How Do You Support the City’s First True Food Museum? With Dinner at Del Posto

A sign from another new NYC museum, the Museum of Sex. Hopefully at MOFAD we can disregard at least the first three.

When Dave Arnold — the director of culinary technology at the French Culinary Institute — visits a museum exhibit on Vietnamese markets or Russian goblets or 17th century kitchens, he’s left with one desire: “Wouldn’t it be great if you could actually taste and eat?” If as part of that ordinary exhibit floorplan, he suggests, there was room for a real Vietnamese food stall or Russian blini maker shipped in intact from their mother country, the same way museums bring in whole rooms and other living artifacts.

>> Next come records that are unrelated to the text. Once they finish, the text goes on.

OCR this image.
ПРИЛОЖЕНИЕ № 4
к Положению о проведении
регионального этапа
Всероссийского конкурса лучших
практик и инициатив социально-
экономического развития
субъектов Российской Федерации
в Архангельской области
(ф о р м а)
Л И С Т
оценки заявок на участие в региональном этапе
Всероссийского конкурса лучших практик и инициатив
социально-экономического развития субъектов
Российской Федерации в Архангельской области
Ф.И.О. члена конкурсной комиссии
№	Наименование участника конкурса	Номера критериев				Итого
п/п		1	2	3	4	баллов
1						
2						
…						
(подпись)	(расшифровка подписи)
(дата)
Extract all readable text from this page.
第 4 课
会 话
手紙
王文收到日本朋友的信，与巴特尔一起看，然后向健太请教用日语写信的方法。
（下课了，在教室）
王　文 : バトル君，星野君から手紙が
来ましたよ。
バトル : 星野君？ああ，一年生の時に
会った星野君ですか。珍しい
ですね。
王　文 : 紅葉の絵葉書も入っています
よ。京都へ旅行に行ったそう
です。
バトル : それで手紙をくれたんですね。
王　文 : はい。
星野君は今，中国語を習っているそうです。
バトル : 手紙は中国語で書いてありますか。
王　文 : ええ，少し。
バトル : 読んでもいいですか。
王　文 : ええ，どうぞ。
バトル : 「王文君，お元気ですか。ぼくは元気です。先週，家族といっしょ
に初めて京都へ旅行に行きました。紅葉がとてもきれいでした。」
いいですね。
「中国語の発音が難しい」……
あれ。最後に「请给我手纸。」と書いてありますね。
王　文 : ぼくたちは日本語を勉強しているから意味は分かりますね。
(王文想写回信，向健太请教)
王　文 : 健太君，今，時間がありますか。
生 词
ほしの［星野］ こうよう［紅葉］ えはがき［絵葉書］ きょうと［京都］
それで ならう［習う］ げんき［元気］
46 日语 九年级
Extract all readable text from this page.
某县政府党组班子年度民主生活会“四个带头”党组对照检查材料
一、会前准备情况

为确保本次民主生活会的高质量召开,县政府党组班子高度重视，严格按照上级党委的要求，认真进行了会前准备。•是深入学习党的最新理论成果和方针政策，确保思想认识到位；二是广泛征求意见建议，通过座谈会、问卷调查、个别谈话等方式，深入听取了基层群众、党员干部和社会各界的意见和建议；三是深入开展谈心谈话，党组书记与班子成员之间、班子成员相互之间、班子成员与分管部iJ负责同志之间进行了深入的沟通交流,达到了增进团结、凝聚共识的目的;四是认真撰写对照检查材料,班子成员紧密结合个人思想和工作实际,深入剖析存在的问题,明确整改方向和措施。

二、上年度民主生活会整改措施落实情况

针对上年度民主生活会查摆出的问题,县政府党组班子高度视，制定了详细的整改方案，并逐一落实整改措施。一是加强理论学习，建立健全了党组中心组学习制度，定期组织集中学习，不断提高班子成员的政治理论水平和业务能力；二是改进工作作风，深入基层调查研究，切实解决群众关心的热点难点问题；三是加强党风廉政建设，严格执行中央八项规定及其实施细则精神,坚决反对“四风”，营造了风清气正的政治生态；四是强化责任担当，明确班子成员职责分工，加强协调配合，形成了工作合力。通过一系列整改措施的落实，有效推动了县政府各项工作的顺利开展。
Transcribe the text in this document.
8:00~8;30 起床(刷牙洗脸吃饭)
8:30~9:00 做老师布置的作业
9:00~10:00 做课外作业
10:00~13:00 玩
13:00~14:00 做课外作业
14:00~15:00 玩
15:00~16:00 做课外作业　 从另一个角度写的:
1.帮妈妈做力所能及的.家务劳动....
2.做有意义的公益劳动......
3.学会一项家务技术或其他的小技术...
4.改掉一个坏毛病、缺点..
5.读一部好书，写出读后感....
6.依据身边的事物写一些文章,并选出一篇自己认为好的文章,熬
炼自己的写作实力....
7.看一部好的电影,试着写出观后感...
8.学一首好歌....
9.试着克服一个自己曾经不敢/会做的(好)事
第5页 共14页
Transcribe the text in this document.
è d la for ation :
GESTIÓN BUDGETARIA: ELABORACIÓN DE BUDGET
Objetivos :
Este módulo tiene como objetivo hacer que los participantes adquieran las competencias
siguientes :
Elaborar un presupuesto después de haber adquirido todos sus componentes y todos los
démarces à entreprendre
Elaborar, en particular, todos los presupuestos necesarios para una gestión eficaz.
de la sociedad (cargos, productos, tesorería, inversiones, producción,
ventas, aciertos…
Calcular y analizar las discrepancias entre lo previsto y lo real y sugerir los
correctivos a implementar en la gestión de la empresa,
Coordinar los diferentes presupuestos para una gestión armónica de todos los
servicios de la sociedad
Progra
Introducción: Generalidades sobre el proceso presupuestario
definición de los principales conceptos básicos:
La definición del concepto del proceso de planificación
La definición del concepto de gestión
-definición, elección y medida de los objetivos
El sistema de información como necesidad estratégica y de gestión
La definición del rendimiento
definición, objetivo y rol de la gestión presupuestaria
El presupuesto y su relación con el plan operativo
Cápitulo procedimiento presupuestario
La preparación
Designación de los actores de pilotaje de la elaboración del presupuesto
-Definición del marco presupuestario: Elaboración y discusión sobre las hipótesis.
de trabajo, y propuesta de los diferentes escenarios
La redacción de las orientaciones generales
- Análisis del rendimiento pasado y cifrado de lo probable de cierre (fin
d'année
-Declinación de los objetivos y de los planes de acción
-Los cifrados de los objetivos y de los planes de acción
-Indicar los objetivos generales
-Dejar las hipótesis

In fact years back, Arnold was already so into the idea of launching the city’s first real international Museum of Food and Drink (or MOFAD) that he gathered a board of culinary luminaries and started the official museum charting process, which, he notes, is fairly intense: “You can’t just call yourself a museum.”

But the idea fell by the wayside for various reasons, and Arnold (who when working on his MFA at Columbia University created an oven with glass walls) decided to take a job at the FCI to gain a bigger foothold in the city’s food scene, with the goal of helping advance his chances of getting his museum off the ground. Now that he’s done exactly that — the man’s skills with culinary and mixology technology have earned him his own Wikipedia page — and he’s joined with Patrick Martins, co-founder of Heritage Foods USA to get MOFAD in motion.

As you can imagine, a new museum costs millions. And Arnold and Martins envision the place as not just a science and technology station (Arnold’s passion) or a place to ponder sustainable agriculture and animal husbandry (Martin’s business) but a fully three-dimensional museum covering how food intersects with culture, art, literature, sociology, nutrition, history, religion and on and on around the globe.  While there’s no telling what will happen when, Arnold’s hopes are to have the first iteration of the place — maybe 15,000 square feet — up and running by 2015. But his first goal is to raise enough money to make it happen, starting with the cash to hire an employee to manage the fundraising, location scouting and chartering process over the next year.

Happily Arnold and Martins have put together a first-time fundraiser dinner on March 27 that should prove their seriousness. It’s at Del Posto, and features food and drink from some of the country’s best mixologists and chefs, like David Chang and Mark Ladner and Wylie Dufresne and Audrey Saunders, all of whom have to cook to some important point in the history of eating, like “ancient Rome,” “cave man food,” or “fad diets.” It’s also a serious price: $250. But we think the once-in-a-lifetime-meal will likely be worth it museum or no — especially when you get to walk into MOFAD in four years and brag to your friends that you were there when it was all just a dinner and a dream.